A Scottish Liberal Democrat MP who represented Edinburgh West during a pivotal period of coalition government in the UK.
Mike Crockart unseated a sitting Labour minister to win the Edinburgh West seat for the Liberal Democrats in the 2010 general election. His five-year term coincided with the Conservative-Liberal Democrat coalition, a period of austerity and constitutional debate. As a backbencher, he served on the Scottish Affairs Committee and focused on issues like fuel poverty and digital infrastructure. The 2015 election proved a devastating night for his party across the UK, and he lost his seat to the Scottish National Party. His time in Westminster captured the rise and sharp contraction of Liberal Democrat influence during a turbulent decade.
1965–1980
The latchkey kids. Raised during divorce, recession, and the end of the Cold War. Skeptical, self-reliant, media-literate. They invented indie culture, grunge, and the early internet — then watched the Boomers take credit.
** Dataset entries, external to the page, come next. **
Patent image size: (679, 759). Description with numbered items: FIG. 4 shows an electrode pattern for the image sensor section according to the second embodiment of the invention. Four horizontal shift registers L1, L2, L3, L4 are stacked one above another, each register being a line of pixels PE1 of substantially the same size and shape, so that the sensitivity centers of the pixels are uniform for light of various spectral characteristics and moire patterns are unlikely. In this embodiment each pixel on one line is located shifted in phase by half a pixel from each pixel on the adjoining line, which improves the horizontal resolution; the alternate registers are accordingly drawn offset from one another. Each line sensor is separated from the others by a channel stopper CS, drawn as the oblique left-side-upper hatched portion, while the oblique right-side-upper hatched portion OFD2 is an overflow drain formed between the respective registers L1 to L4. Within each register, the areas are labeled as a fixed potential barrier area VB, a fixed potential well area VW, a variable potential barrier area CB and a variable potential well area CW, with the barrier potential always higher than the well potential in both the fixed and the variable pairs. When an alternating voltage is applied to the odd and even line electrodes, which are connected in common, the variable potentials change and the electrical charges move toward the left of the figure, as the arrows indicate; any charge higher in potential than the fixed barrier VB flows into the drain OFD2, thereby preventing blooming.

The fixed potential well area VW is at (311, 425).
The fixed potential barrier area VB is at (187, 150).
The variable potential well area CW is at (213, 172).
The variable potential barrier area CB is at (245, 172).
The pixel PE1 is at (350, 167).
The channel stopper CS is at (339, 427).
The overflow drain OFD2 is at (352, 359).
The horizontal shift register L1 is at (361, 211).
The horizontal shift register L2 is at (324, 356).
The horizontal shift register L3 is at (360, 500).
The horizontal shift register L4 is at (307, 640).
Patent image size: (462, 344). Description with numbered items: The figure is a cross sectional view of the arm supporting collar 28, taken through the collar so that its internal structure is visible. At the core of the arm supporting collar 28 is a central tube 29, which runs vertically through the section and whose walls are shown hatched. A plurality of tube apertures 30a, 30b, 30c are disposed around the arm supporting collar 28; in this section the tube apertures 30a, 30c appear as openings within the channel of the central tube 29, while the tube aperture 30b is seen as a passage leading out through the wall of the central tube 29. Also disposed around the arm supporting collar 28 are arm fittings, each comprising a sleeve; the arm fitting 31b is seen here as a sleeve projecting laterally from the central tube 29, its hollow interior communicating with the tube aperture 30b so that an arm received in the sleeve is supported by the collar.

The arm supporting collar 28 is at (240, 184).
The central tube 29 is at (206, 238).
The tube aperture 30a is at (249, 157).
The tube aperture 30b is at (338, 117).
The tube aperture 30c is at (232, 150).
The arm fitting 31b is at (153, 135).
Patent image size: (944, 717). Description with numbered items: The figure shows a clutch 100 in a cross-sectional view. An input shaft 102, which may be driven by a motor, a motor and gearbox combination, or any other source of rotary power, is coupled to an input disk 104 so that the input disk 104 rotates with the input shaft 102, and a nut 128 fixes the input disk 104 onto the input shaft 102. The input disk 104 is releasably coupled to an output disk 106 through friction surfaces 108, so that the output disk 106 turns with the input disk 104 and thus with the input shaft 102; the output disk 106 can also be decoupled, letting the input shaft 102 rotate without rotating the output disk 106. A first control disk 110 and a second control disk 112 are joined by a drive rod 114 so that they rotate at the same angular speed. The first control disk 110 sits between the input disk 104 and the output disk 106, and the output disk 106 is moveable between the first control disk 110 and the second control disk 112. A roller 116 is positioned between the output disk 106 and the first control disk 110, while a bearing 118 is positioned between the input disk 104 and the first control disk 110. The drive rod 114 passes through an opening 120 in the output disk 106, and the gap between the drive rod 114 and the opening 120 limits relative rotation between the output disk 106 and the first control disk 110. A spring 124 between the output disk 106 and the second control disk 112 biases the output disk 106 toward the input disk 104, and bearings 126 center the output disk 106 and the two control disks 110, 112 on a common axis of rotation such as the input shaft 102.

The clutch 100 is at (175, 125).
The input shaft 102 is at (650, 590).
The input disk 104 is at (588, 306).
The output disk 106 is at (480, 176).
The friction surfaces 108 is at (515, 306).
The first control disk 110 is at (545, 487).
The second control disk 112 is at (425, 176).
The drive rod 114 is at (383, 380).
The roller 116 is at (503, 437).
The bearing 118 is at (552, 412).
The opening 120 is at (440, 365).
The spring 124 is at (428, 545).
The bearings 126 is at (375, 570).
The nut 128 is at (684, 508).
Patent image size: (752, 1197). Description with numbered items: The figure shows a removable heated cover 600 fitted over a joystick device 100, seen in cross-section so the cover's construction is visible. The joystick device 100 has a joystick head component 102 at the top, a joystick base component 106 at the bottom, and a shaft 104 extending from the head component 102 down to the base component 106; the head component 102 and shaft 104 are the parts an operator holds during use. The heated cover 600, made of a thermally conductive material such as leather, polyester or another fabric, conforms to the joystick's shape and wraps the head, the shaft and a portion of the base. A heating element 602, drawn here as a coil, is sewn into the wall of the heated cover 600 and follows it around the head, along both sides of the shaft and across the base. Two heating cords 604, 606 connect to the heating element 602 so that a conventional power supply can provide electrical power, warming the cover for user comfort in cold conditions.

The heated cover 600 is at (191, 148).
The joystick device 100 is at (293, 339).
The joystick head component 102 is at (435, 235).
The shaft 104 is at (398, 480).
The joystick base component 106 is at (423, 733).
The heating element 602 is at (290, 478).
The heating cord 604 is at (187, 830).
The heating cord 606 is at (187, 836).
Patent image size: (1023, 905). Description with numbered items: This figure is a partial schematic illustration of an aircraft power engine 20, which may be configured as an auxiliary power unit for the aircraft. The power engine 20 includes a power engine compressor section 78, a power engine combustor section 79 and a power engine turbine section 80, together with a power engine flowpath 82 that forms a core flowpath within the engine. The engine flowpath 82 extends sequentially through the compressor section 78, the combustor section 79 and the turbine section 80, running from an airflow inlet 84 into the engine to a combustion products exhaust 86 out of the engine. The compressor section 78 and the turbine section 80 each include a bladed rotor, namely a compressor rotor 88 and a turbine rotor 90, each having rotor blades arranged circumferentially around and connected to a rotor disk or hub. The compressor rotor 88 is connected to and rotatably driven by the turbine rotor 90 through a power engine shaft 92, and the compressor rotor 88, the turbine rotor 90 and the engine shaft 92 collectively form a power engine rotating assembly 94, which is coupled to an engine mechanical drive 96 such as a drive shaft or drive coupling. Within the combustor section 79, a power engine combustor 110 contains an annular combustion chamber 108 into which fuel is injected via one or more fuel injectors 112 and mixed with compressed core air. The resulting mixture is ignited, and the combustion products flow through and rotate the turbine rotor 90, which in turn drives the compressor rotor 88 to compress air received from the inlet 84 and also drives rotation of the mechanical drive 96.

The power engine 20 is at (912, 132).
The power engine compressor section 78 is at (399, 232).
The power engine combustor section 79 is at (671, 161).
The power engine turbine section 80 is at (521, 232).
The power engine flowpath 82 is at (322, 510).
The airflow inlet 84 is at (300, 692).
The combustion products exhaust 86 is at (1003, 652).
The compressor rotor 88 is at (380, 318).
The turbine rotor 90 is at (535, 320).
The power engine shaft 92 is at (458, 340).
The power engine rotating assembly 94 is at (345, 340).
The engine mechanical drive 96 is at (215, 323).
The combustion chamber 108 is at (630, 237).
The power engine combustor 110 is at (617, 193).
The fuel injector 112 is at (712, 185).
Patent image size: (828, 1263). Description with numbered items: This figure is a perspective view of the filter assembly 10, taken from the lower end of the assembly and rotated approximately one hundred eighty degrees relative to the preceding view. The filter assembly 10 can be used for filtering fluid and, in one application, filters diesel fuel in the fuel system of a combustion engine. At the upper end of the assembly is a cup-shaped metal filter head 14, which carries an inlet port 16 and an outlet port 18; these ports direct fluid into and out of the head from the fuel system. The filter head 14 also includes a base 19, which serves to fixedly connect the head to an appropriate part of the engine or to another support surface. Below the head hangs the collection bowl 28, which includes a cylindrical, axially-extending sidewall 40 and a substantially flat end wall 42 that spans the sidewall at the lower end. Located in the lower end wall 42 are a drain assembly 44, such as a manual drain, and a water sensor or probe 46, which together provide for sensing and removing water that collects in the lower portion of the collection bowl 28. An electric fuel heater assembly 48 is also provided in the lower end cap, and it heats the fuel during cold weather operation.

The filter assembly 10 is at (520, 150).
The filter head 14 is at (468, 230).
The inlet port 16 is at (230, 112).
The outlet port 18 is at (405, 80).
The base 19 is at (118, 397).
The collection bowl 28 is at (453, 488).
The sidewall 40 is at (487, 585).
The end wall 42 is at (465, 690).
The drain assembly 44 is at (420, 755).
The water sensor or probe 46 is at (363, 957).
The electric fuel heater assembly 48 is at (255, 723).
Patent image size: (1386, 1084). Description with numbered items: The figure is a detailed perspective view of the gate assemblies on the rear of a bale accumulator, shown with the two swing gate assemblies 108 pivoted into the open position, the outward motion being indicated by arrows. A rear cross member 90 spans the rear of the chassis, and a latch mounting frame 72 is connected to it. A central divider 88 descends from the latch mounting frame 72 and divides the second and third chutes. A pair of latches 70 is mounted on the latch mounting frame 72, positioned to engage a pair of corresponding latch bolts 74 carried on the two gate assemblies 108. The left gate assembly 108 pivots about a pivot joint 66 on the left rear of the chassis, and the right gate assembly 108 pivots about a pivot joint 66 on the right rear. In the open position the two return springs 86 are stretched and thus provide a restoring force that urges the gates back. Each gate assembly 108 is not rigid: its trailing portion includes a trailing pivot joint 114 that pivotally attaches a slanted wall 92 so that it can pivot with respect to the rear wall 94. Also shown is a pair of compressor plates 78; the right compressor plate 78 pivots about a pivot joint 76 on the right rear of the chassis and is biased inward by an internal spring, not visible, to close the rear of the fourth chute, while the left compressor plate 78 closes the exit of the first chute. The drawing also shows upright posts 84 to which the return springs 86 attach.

Mike was born in 1966, placing them squarely in the Generation X. The events that shaped this generation — economic uncertainty, the end of the Cold War, and the rise of personal computing — shaped the world they entered and the choices available to them.
The biggest hits of 1966
#1 Movie
The Bible: In the Beginning
Best Picture
A Man for All Seasons
#1 TV Show
Bonanza
The world at every milestone
Star Trek premieres on television
Voting age lowered to 18 in the US
Iran hostage crisis begins; Three Mile Island accident
Michael Jackson releases Thriller
Apple Macintosh introduced
Black Monday stock market crash
Dolly the sheep cloned
Twitter launches; Pluto reclassified as dwarf planet
Donald Trump elected president; Brexit vote
Before entering politics, he had a career in the financial services technology sector.
He was a vocal campaigner against the proposed closure of the RAF base at Leuchars Station in Fife during his time as an MP.
His election win in 2010 was part of a surge that gave the Liberal Democrats 57 seats, their highest total since 1923.
He studied at the University of Edinburgh.
“My focus was on the practical work of a constituency, not the theatre of Westminster.”